Diller Scofidio + Renfro : repousser les limites
Les fondateurs du studio, Elizabeth Diller et Ricardo Scofidio, s’inspirent depuis toujours de la culture postmoderne. Ils se distinguent depuis près de quarante ans dans des domaines très variés : édition, vidéo et installation conceptuelles, commissariat et scénographie d’exposition, théâtre expérimental et danse, architecture. Le Blur Building est une de leurs oeuvres les plus emblématiques et spectaculaires : pièce de land art architectural dotée d’un environnement sonore conçu par l’artiste et compositeur Christian Marclay, cette oeuvre commandée en 2002 pour la Swiss Expo consistait en un nuage artificiel installé sur le lac de Neuchâtel. Démontrant une grande curiosité et une inclination pour d’autres disciplines, Diller et Scofidio se sont pourtant toujours considérés comme des « architectes, même si la conception de bâtiments n’est qu’une des facettes de [leur] production… Ce qui [les] intéresse en général, c’est d’interroger les conventions spatiales du quotidien ». Ensemble à la ville comme à la scène, Diller et Scofidio ont fondé leur studio expérimental en 1979 avant de s’associer avec Charles Renfro en 2004. La High Line de New York, le Musée de l’image et du son de Rio de Janeiro et l’extension du MoMA de New York comptent parmi leurs dernières créations en cours. Réalisant régulièrement des projets à la fois facétieux et critiques mais toujours fondés sur la recherche, Diller Scofidio + Renfro oscillent sans effort entre la production artistique et la construction de musées.

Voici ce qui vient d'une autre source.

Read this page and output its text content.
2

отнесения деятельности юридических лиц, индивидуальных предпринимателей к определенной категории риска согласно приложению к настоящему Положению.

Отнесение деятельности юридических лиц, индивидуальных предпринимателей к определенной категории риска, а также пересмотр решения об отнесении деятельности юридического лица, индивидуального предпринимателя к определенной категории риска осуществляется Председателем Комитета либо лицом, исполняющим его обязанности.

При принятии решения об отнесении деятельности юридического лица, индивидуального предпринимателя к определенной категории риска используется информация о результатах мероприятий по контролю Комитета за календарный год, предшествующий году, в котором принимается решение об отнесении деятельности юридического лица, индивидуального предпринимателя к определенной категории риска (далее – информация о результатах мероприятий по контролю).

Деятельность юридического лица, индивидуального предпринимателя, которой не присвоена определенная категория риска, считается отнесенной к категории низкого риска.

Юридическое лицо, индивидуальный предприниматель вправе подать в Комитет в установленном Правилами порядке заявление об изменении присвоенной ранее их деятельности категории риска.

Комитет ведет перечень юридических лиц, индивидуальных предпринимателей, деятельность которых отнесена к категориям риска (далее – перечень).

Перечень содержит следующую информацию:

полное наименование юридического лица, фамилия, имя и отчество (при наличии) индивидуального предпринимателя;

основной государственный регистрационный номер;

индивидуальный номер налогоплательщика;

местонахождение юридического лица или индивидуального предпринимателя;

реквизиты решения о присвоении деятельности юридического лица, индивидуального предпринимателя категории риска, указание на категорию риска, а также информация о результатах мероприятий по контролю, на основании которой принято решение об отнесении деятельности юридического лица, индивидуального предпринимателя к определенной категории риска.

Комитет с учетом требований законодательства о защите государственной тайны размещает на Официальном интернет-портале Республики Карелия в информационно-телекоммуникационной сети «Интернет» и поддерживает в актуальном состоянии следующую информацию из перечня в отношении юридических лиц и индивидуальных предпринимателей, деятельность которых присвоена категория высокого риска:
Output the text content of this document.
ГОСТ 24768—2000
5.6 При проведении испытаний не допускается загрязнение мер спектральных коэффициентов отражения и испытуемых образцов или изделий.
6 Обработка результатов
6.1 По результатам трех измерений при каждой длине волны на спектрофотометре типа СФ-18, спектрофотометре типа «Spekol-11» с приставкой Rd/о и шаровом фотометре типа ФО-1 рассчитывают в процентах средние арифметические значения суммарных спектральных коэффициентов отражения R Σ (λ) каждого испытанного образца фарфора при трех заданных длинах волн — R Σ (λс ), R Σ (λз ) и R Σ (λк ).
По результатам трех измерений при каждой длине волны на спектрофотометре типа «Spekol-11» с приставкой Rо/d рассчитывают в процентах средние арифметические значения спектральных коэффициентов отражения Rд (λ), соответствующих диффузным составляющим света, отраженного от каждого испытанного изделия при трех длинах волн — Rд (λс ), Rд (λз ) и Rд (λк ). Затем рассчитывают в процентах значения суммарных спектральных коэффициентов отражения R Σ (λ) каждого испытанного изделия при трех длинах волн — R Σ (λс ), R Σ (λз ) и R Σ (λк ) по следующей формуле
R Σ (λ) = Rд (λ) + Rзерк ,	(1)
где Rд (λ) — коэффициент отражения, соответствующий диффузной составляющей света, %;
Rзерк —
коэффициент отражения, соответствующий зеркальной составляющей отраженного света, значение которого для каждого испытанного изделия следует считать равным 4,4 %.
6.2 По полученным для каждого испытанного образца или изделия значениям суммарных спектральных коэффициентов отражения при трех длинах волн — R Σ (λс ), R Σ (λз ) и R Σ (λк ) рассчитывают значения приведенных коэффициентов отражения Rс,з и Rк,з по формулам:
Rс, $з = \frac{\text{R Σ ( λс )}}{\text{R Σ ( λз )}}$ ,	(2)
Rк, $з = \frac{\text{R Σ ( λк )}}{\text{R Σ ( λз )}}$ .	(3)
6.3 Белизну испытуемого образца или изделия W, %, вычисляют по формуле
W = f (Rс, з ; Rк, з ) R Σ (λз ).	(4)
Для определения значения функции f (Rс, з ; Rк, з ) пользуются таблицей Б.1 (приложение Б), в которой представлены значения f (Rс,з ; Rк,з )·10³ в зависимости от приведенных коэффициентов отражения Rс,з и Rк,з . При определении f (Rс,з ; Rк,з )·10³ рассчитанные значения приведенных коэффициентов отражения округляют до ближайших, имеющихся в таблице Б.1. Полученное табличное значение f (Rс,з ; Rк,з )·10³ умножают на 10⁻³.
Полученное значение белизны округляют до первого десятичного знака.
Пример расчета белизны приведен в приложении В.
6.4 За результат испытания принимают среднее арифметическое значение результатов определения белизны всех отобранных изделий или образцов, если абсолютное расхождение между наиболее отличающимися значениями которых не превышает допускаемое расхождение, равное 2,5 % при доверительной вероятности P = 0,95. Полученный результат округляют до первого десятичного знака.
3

Une histoire d’innovations
La Fondation Cartier collabore avec Elizabeth Diller et Ricardo Scofidio depuis plus de vingt ans. Pour Elizabeth Diller, ce dialogue a toujours été d’une importance cruciale dans leur travail : « La Fondation Cartier est un lieu d’exposition très audacieux. Elle a poussé de nombreux créateurs de différentes disciplines à s’éloigner de leurs modes d’expression habituels. » En 1992, le duo présente l’installation Para-site dans le cadre de l’exposition Machines d’architecture, qui explore, autour de Daniel Liebeskind et de dix autres architectes internationaux, une conception expérimentale de l’architecture comme outil de réflexion sur l’espace contemporain. Pour l’exposition Un monde réel en 1999, ils explorent la relation entre réalité, fiction et science-fiction dans l’installation Master/Slave. Cette oeuvre met en scène les robots de la collection de Rolf Fehlbaum, président émérite de la société Vitra. Placés sur un tapis roulant qui les fait passer à travers une machine à rayons X, ces robots sont abrités dans une grande cage en verre rappelant à dessein le bâtiment de la Fondation Cartier, qui est aujourd’hui au coeur de leur nouvelle installation Ballade pour une boîte de verre. Illustrant la préoccupation permanente de Diller et Scofidio pour la surveillance et la technologie, Master/Slave a été le point d’orgue de l’exposition rétrospective consacrée à leur œuvre au Whitney Museum of American Art de New York en 2003. Enfin, leur installation Exit, basée sur une idée du philosophe et urbaniste Paul Virilio et créée en collaboration avec Mark Hansen, Laura Kurgan et Ben Rubin, était une pièce majeure de l’exposition Terre Natale, Ailleurs commence ici en 2008. Grâce à un écran circulaire créant un environnement immersif, Exit propose une représentation des causes et des effets des migrations de population dans le monde sous la forme de cartes dynamiques. Cette oeuvre avant-gardiste incarne la capacité unique du studio Diller Scofidio + Renfro à fusionner recherche, technologie et design pour produire des oeuvres marquantes. Exit a été présentée à nouveau à la Fondation Cartier pendant l’exposition Mémoires Vives en 2014.